President Joe Biden was due to host a virtual meeting with governors from western states to discuss the threat of wildfires spurred on by the heat wave.
Federal officials say the fire season is already outpacing last year's -- the worst on record in California.
On Tuesday, the Vancouver Police Department alone said it had responded to more than 65 sudden deaths since Friday, with the vast majority "related to the heat."
Canada set a new all-time high temperature record for a third day in a row Tuesday, reaching 121 degrees Fahrenheit (49.5 degrees Celsius) in Lytton, British Columbia, about 155 miles (250 kilometers) east of Vancouver, the country's weather service, Environment Canada, reported.
Some Vancouver locals said they had never experienced such temperatures before.
"It's never this bad. I've never seen anything like this," said resident who only gave her name as Rosa.
"I hope it never becomes like this ever again.
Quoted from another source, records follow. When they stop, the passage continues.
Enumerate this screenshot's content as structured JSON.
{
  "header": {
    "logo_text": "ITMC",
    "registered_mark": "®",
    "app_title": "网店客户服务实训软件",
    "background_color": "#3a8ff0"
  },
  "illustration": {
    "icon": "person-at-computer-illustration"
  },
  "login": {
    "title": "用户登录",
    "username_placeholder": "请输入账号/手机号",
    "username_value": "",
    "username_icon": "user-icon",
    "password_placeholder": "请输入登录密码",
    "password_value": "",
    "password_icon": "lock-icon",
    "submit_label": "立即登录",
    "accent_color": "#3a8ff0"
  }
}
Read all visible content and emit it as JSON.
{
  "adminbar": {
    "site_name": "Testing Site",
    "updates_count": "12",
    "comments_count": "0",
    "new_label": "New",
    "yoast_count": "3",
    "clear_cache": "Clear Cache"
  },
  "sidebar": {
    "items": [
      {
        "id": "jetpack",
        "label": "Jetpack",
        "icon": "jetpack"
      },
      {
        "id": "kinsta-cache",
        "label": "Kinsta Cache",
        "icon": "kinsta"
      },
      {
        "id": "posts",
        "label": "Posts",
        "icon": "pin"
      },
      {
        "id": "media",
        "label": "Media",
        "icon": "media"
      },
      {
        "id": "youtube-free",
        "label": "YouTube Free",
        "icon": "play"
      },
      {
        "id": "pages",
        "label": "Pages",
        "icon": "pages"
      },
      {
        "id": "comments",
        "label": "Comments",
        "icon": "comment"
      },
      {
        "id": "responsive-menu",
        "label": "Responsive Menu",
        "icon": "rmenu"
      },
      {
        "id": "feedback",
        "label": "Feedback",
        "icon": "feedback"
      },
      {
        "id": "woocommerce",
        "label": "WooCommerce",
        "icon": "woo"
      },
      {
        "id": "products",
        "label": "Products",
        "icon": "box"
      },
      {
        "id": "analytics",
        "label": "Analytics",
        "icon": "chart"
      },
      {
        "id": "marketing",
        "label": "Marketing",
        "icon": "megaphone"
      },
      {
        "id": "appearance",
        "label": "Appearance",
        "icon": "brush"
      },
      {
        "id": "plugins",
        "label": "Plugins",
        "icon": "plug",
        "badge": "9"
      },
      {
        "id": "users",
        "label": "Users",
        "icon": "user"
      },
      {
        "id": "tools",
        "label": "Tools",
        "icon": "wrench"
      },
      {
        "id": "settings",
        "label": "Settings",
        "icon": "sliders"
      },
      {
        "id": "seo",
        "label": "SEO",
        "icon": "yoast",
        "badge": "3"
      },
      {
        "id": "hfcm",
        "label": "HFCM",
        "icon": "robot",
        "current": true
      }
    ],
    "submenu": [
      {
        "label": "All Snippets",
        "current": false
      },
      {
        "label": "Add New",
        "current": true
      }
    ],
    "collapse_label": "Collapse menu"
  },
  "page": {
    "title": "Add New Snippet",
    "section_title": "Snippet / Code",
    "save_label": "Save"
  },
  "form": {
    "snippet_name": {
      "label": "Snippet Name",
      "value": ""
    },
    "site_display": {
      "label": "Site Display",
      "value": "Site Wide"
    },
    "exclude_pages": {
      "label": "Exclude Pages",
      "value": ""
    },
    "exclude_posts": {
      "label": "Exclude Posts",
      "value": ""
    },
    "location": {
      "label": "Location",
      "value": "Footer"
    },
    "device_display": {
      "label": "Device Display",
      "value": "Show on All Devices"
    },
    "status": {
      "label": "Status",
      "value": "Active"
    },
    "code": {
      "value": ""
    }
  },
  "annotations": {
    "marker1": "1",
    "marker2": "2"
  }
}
This is too much."
Others lamented that some residents were more vulnerable to the heat than others.
"I feel for those people whether they're the elderly demographic or people who live on the downtown eastside of Vancouver who don't have a cool spot to live or sleep," said river swimmer Graham Griedger.
Climate change is causing record-setting temperatures to become more frequent. Globally, the decade to 2019 was the hottest recorded, and the five hottest years have all occurred within the last five years.
The scorching heat stretching to Canada's Arctic territories has been blamed on a high-pressure "heat dome" trapping warm air in the region.
Temperatures in the US Pacific Northwest cities of Portland and Seattle reached levels not seen since record-keeping began in the 1940s: 115 degrees Fahrenheit in Portland and 108 in Seattle Monday.
Vancouver on the Pacific coast has for several days recorded temperatures above 86 degrees Fahrenheit -- almost 20 degrees above seasonal norms.
The chief coroner for British Columbia, which includes Vancouver, said the province had "experienced a significant increase in deaths reported where it is suspected that extreme heat has been contributory."
The service said in a statement it recorded 233 deaths between Friday and Monday, compared with 130 on average.
"We are in the midst of the hottest week British Columbians have ever experienced, and there are consequences to that, disastrous consequences for families and for communities," British Columbia Premier John Horgan told a news conference.
He urged "checking up on those people we know might be at risk, making sure we have cold compresses in the fridge or we're staying in the coolest part of our homes, and making sure that we're taking steps to get through this heat wave."
Environment Canada said the "prolonged, dangerous and historic heat wave will persist through this week."
The heat wave has forced schools and Covid-19 vaccination centers to close in the Vancouver area, while officials set up temporary water fountains and misting stations on street corners.
Cities across the western United States and Canada opened emergency cooling centers and outreach workers handed out bottles of water and hats.